Dear Weeping Willow, I just saw your post--I hope you're still on here! Anyway, I read every line of your post carefully and can't believe how we have the same life! I have dealt with what you're going through.
I have realized that in almost every marriage (even the fake ones on tv) there is always one level-headed wise spouse and one who is not-so-wise. Know that you are the wise one. He is a better man because of you. Know that you both committed your lives to each other and have a son who needs you both, so forget about divorcing him. Know that as women, we seem to attract men who have these issues when our own mother or father had problems too--why? I don't know, we just do. We have some kind of magnet that draws them to us. Know that aside from his horribly annoying qualities, he loves you and the baby. Treasure that. Know and remember why you married him in the first place, and smile about good times. If he's not as handsome as he used to be, look at old pictures of when he was sexy. Don't let the pilot light get snuffed out permanently for this guy (unless he physically harms you or your child--then all bets are OFF). Doesn't sound like he's going to try anything like that--good.

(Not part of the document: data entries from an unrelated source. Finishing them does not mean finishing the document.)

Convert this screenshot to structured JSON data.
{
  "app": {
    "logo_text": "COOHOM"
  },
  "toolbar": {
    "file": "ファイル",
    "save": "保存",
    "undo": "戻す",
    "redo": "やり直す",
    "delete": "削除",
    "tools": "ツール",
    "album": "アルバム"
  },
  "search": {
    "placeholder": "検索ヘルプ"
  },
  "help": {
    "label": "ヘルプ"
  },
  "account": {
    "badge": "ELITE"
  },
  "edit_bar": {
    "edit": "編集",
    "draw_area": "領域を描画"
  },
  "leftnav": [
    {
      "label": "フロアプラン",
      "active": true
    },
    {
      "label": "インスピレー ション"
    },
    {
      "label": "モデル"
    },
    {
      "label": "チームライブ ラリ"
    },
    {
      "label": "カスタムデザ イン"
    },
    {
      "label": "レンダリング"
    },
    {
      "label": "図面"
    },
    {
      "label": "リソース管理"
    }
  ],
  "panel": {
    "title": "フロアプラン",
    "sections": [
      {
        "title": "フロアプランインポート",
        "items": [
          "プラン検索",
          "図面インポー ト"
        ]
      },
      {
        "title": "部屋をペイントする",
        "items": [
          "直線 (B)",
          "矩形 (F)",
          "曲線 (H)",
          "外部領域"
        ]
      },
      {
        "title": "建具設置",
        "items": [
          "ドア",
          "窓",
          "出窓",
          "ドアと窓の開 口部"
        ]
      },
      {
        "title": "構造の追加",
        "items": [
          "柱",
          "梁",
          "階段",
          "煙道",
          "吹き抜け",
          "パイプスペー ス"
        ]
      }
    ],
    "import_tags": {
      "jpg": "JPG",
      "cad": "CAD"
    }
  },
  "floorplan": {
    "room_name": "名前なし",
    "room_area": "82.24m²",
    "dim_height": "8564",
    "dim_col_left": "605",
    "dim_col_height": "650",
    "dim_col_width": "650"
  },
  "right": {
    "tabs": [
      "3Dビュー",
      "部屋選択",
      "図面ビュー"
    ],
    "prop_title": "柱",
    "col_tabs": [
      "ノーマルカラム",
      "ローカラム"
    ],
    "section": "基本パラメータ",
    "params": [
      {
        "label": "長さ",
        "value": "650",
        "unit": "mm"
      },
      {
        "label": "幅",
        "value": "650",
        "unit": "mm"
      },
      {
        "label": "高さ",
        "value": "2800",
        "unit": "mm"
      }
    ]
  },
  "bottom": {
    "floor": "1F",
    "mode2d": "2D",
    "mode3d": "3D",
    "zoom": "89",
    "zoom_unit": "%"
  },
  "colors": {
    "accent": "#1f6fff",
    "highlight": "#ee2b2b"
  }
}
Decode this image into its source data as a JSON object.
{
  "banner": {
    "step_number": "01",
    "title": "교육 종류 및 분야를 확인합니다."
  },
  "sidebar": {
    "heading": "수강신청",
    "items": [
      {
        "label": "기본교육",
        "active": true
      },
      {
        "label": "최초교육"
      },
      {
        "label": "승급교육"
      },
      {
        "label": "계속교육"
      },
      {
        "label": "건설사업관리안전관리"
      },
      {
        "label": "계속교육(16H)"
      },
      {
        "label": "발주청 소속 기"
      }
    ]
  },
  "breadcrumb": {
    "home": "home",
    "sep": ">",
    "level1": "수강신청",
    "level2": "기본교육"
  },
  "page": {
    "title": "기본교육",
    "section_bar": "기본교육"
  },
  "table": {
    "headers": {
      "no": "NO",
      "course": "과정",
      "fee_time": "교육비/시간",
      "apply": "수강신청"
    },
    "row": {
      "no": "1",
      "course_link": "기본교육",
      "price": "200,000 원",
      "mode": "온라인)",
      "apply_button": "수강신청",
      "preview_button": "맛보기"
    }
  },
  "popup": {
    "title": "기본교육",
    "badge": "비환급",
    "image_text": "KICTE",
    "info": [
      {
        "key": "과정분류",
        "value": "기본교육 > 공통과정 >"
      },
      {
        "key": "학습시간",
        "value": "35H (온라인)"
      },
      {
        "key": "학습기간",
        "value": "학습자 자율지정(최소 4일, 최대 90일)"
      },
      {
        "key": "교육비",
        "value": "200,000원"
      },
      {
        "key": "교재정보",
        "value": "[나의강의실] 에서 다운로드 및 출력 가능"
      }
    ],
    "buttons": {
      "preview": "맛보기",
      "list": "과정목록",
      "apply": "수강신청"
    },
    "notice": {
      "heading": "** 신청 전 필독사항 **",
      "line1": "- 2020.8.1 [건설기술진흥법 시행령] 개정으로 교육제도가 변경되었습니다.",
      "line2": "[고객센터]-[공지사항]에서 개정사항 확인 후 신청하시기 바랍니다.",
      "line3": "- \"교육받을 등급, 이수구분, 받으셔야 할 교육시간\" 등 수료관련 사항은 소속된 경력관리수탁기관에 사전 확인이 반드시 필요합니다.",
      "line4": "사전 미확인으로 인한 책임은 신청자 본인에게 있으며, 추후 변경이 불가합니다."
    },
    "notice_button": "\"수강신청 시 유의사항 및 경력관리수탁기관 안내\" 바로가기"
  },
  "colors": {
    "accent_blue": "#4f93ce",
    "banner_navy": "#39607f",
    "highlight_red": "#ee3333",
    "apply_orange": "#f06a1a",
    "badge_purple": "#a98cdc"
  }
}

So how do you deal with him when he starts in on the accusations, mind games, and foolish talk? Find Your Inner Mute Button. You will have to do this for your own sanity. Just stare at him when he gets started. Do not respond; stay quiet. And don't glare at him like you want to blow him to pieces--just think of something else like doing the laundry or what bills are due tomorrow. When you remain silent and don't dignify his comments with your time, he might actually hear himself talking and realize he's not making any sense. It takes 2 to argue, so don't give him the satisfaction. Stay calm! He might give up and walk away. Give him some time to go cool off, and then go do something you enjoy (go play with your child, make a yummy smoothie for yourself, watch something funny on TV). Be your own best friend while you give him space. Then, find him later and be friends again. Do not wait for his apology. You will only set yourself up for hurt by doing that. You already know you can't change him and he's not good at admitting fault (which in a man's mind is FAILURE, to them). But you can be an example of a lovely wife who is in total control of her marriage and her own feelings. Don't let him twist your emotions into knots. You are a smart, organized, strong, and sensitive woman. I can tell all of this by what your wrote in your post. Gosh, he is lucky and needs you. Remember that! Very best to you Weeping Willow. Weep no more.